In Swiped, Lily James sheds her period-drama image to play Whitney Wolfe Herd, the woman who helped create Tinder and then went on to found Bumble, changing the landscape of modern dating. The biopic traces a decade of disruption, ambition, and reinvention, pulling back the curtain on the competitive, male-dominated tech world that turned swiping into a cultural phenomenon.
The film opens with Wolfe Herd as a young entrepreneur, arriving in Los Angeles with an idea and the drive to make it happen. Her early days at a fledgling dating startup are depicted with the energy of a Silicon Beach gold rush—whiteboards crammed with ideas, caffeine-fueled brainstorming sessions, and the thrill of launching an app designed to make meeting people faster and easier. That app would become Tinder, a name and interface that would soon be recognized worldwide.
James plays these early scenes with a magnetic mix of curiosity and calculated ambition. Her Wolfe Herd is quick to spot the social trends others overlook, pushing for features that make the app feel intuitive and addictive. In the boardroom, she’s strategic and persuasive, building a brand that becomes a staple of modern dating culture. But as the app explodes in popularity, the honeymoon phase ends.
The second act shifts into a more tense and personal story. Workplace tensions, creative disagreements, and a culture that often sidelines women begin to take a toll. Wolfe Herd’s departure from Tinder is portrayed as both a rupture and a turning point, handled in the film without melodrama but with emotional weight. James captures the quiet defiance of someone deciding to walk away from a wildly successful venture to build something new on her own terms.
That something new is Bumble—an app that flips the dating script by giving women the power to make the first move. The film treats the idea as both radical and elegantly simple, born out of Wolfe Herd’s desire to create a safer, more empowering experience in online dating. We see her working out of temporary offices, recruiting a team that believes in the mission, and hustling to get the app noticed in a crowded marketplace. The energy is different here—less manic start-up chaos, more focused purpose.
James delivers some of her strongest moments in scenes where Wolfe Herd pitches the concept to skeptical investors or explains it to college students during early campus launches. She radiates conviction, blending idealism with the hard-nosed realism of someone who knows how brutal the tech industry can be.
The film doesn’t shy away from the challenges that followed. Competition from bigger players, technical setbacks, and the balancing act of scaling a company while staying true to its mission are all explored.
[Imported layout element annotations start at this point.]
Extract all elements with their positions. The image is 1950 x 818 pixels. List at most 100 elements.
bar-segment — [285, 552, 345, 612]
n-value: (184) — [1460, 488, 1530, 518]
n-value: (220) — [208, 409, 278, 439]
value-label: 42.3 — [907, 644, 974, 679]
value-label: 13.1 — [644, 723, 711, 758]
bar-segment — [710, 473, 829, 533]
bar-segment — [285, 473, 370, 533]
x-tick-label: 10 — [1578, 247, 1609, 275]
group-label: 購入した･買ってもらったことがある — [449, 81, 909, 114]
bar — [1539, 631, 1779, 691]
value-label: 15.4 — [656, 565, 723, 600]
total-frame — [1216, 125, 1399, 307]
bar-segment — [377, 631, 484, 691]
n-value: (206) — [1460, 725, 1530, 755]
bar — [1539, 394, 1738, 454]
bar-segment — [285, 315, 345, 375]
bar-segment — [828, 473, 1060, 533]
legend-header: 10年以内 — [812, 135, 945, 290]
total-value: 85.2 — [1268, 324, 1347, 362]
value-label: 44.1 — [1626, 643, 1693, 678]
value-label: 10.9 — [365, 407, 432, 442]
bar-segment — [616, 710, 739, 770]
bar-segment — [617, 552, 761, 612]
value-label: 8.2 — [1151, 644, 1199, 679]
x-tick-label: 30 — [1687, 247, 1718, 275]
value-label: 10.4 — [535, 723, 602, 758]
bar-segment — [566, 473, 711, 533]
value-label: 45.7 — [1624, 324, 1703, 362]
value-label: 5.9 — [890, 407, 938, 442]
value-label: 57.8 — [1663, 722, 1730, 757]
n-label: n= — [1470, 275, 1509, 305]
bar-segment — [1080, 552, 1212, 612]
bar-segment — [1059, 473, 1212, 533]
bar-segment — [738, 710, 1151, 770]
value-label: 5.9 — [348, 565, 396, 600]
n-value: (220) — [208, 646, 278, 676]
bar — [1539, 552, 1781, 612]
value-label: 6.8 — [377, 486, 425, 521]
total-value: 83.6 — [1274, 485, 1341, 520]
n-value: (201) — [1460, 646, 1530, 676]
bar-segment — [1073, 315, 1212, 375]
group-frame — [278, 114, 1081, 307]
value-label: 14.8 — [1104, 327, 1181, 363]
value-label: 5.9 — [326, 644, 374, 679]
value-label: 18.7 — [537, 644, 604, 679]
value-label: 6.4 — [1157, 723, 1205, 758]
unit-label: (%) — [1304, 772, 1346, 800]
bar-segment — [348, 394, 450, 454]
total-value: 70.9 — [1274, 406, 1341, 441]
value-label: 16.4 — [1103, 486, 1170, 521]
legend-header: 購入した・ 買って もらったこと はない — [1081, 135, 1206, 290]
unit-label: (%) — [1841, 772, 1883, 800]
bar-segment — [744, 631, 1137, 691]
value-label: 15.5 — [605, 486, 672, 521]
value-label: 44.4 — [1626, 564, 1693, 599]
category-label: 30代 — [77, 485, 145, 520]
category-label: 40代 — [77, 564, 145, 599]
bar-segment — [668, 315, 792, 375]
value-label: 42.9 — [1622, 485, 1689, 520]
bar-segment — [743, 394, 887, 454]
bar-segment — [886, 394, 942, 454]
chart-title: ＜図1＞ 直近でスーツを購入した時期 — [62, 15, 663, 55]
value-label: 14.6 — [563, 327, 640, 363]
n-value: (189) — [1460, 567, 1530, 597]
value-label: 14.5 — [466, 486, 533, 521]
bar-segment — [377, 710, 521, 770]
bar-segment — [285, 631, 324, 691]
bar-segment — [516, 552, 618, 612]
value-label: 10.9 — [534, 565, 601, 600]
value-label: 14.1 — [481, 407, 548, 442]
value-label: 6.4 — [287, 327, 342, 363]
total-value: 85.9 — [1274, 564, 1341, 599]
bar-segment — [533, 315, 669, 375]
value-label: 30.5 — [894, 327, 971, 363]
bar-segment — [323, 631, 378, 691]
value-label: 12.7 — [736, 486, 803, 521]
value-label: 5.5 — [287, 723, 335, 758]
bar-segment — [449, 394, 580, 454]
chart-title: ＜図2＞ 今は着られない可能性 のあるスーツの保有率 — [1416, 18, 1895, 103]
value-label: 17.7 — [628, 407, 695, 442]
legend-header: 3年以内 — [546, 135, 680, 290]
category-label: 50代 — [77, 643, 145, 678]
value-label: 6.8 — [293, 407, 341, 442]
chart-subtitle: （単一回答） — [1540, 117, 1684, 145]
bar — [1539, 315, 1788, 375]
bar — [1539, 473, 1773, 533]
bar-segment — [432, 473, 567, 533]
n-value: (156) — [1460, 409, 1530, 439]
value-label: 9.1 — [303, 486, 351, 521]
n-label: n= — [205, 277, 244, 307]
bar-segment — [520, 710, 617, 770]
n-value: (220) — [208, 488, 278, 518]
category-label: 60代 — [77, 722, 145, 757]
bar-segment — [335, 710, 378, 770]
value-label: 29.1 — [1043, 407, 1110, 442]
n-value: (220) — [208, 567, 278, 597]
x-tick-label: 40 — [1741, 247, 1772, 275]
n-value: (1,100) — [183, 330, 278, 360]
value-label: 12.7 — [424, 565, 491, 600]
But Swiped finds its heartbeat in the smaller moments—conversations with mentors, quiet doubts in hotel rooms between pitch meetings, and the satisfaction of seeing women take control of their dating experiences.
The climax builds to Bumble’s public offering, portrayed as both a personal victory and a symbolic one. The image of Wolfe Herd, now a mother, holding her child while ringing the opening bell, lands as the emotional payoff for a story about resilience and reinvention. James plays it not as a triumphant final act, but as another step forward—a continuation of the same restless energy that powered her character from the beginning.
Director Rachel Lee Goldenberg gives the film a sharp, modern aesthetic, moving effortlessly between the frenetic startup spaces of Tinder’s early days and the confident polish of Bumble’s global headquarters. The script keeps the focus on Wolfe Herd’s journey without veering into hagiography, showing both the personal costs and rewards of building something that lasts.
In Swiped, Lily James delivers a performance that captures the intelligence, ambition, and emotional complexity of a woman who not only transformed how people meet, but also how women can lead in an industry where they are too often told to step aside. It’s a film about innovation, empowerment, and the courage to start over—swiping left on the status quo and right on your own vision.